Y croire, se dire que c'est encore possible, que non, je ne tombe pas dans la dépression.

Il s'est installé chez moi, dans mes meubles, avec sa nouvelle copine. J'ai du  mal à y croire. J'ai du tout déménager, comme ça d'un coup, avec mes amis, mettre dans un garde meuble, fermer les yeux, et aller vivre chez mes amis. Je ne sais plus qui je suis. Je ne sais plus ce qui se passe. J'ai trouvé un nouvel appartement et je dois déménager. Mais. Je suis bloquée. Par les problèmes d'argent par tout, je ne sais plus trop vers où je vais. Et cette rentrée qui arrive à grand pas.

Nouveau travail, nouveau chez soi. Vais je y arriver ? A tout savoir, à tout contrôler ? Comment s'est déjà la vie quand on est seule ? C'est quoi être seule chez soi ?

Je pleure pour tout, pour rien, ça va et ça vient, mais je pleure souvent. On se demande pourquoi les vannes sont ouvertes. Je lui en veux à l'autre Connard, si vous saviez comme je lui en veux. Je pense que je pourrais le broyer de me faire autant de mal, de continuer à m'enfoncer.

Les problèmes de frics aussi s'amoncellent. Un gros trou à combler avant l'interdit bancaire. Encore heureux que j'ai des amis exceptionnels, qui me soutiennent, qui m'aident, qui m'épaulent et me disent que tout va bien se passer. Encore heureux que j'ai une famille exceptionnelle, et surtout une mère exceptionnelle, qui malgré toutes les épreuves que la vie lui a donnée, est là, soutient sa fille et l'aime.

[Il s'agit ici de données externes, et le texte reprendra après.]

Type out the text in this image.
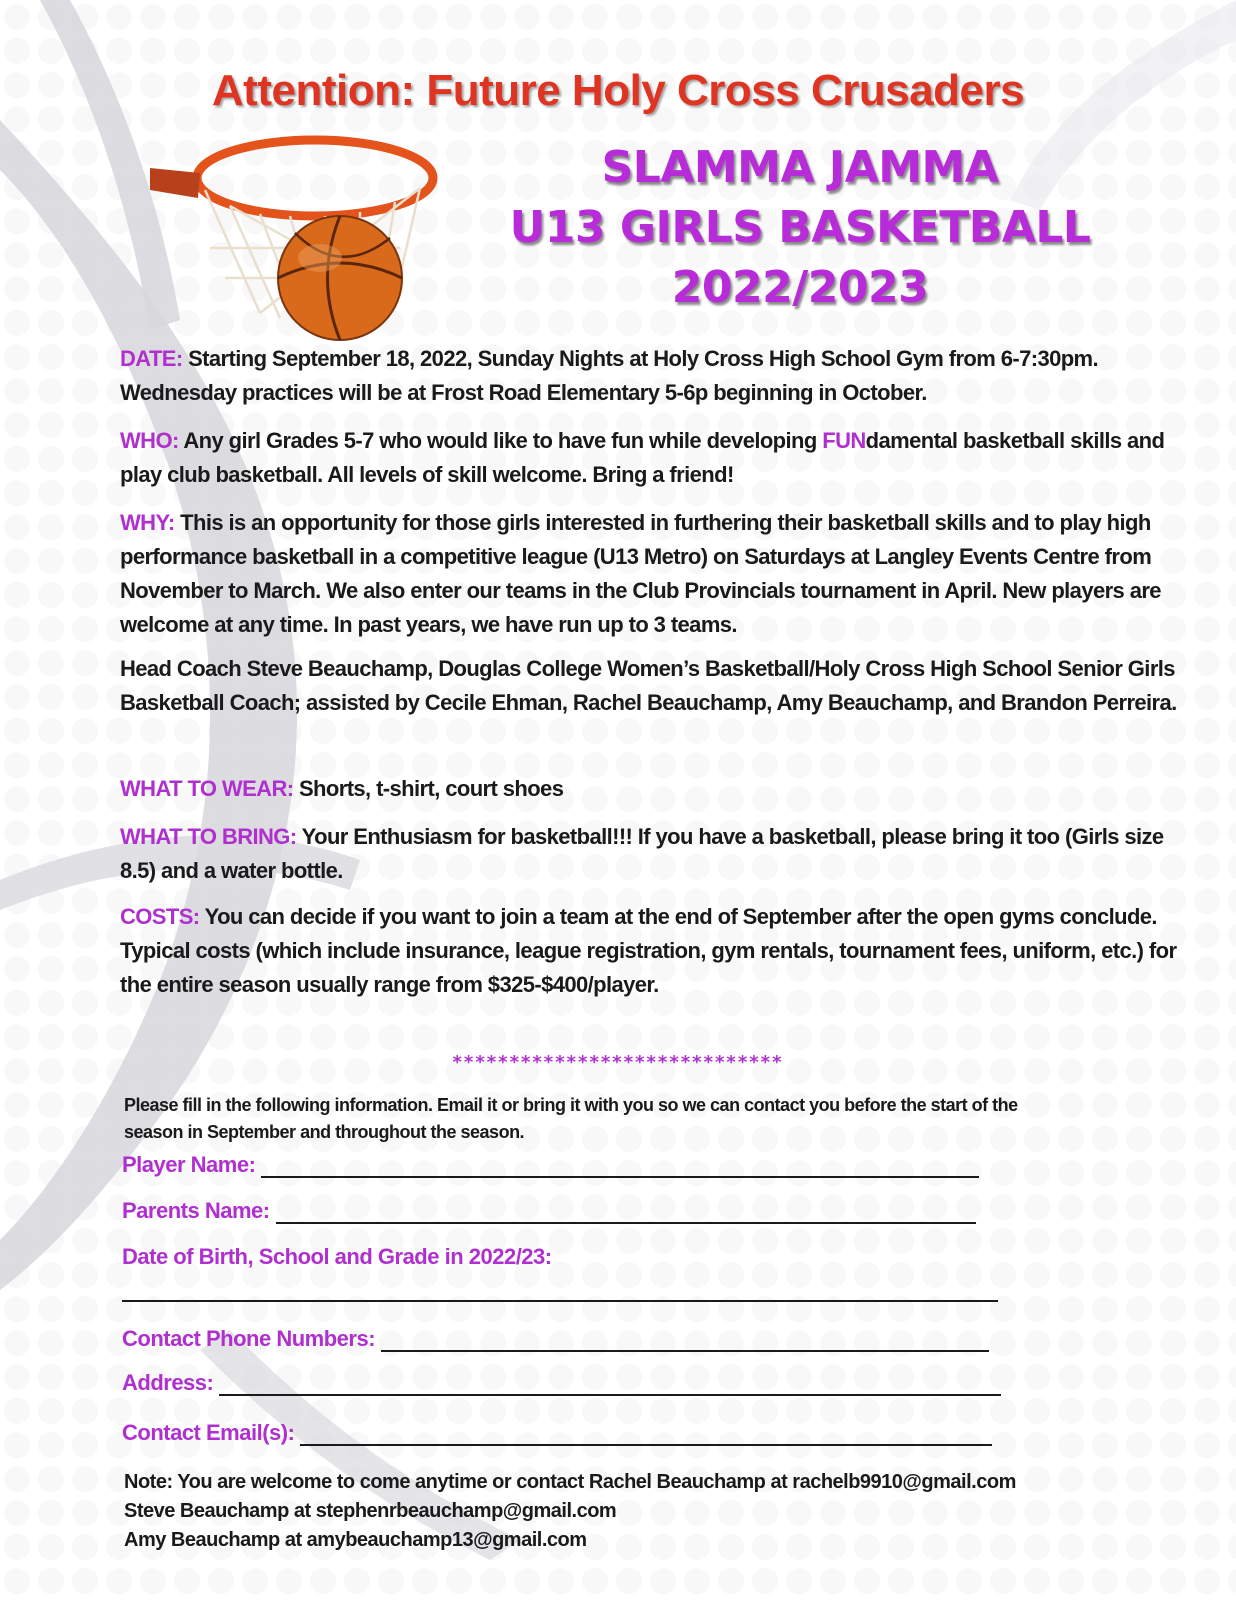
Attention: Future Holy Cross Crusaders
SLAMMA JAMMA
U13 GIRLS BASKETBALL
2022/2023
DATE: Starting September 18, 2022, Sunday Nights at Holy Cross High School Gym from 6-7:30pm. Wednesday practices will be at Frost Road Elementary 5-6p beginning in October.
WHO: Any girl Grades 5-7 who would like to have fun while developing FUNdamental basketball skills and play club basketball. All levels of skill welcome. Bring a friend!
WHY: This is an opportunity for those girls interested in furthering their basketball skills and to play high performance basketball in a competitive league (U13 Metro) on Saturdays at Langley Events Centre from November to March. We also enter our teams in the Club Provincials tournament in April. New players are welcome at any time. In past years, we have run up to 3 teams.
Head Coach Steve Beauchamp, Douglas College Women’s Basketball/Holy Cross High School Senior Girls Basketball Coach; assisted by Cecile Ehman, Rachel Beauchamp, Amy Beauchamp, and Brandon Perreira.
WHAT TO WEAR: Shorts, t-shirt, court shoes
WHAT TO BRING: Your Enthusiasm for basketball!!! If you have a basketball, please bring it too (Girls size 8.5) and a water bottle.
COSTS: You can decide if you want to join a team at the end of September after the open gyms conclude. Typical costs (which include insurance, league registration, gym rentals, tournament fees, uniform, etc.) for the entire season usually range from $325-$400/player.
*****************************
Please fill in the following information. Email it or bring it with you so we can contact you before the start of the season in September and throughout the season.
Player Name:
Parents Name:
Date of Birth, School and Grade in 2022/23:
Contact Phone Numbers:
Address:
Contact Email(s):
Note: You are welcome to come anytime or contact Rachel Beauchamp at rachelb9910@gmail.com
Steve Beauchamp at stephenrbeauchamp@gmail.com
Amy Beauchamp at amybeauchamp13@gmail.com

C'est ma  maman qui orchestre ma vie en ce moment, car je lâche prise, je suis incapable de prendre des décisions clés, à peine capable de ne pas pleurer devant ma banquière. A peine capable de ne pas pleurer en rendant les clés de l'appartement, celui qui a abrité notre amour, ce truc dont j'ai dû mal à me souvenir tellement je te hais aujourd'hui.

Je pourrais le tuer, ou plutôt les tuer tellement ils me font mal, tellement ils continuent à m'emmerder. J'ai besoin d'air, j'ai besoin d'oublier, j'ai besoin que l'année 2008 se termine et très vite, parce qu'elle n'en finit plus dans les catastrophe. J'ai décidé de ne plus rien entreprendre dans cette année. De ne plus rien construire. Jusque décembre. Parce que ce n'est pas possible d'avoir une année si pourrie. D'être si mal. Après la maladie, après mon frère, après cette rupture douloureuse, après ces problèmes d'argent, comment on se relève? Comment on peut toujours y croire ? Comment on peut se dire qu'on peut voir le bout du tunnel ? D'ailleurs est ce qu'il y a un bout ?  Ce n'est pas que je n'y crois plus, que je veux en finir, mais je baisse les bras, je ne peux plus avancer, j'ai l'impression qu'un énorme fardeau est sur mes épaules.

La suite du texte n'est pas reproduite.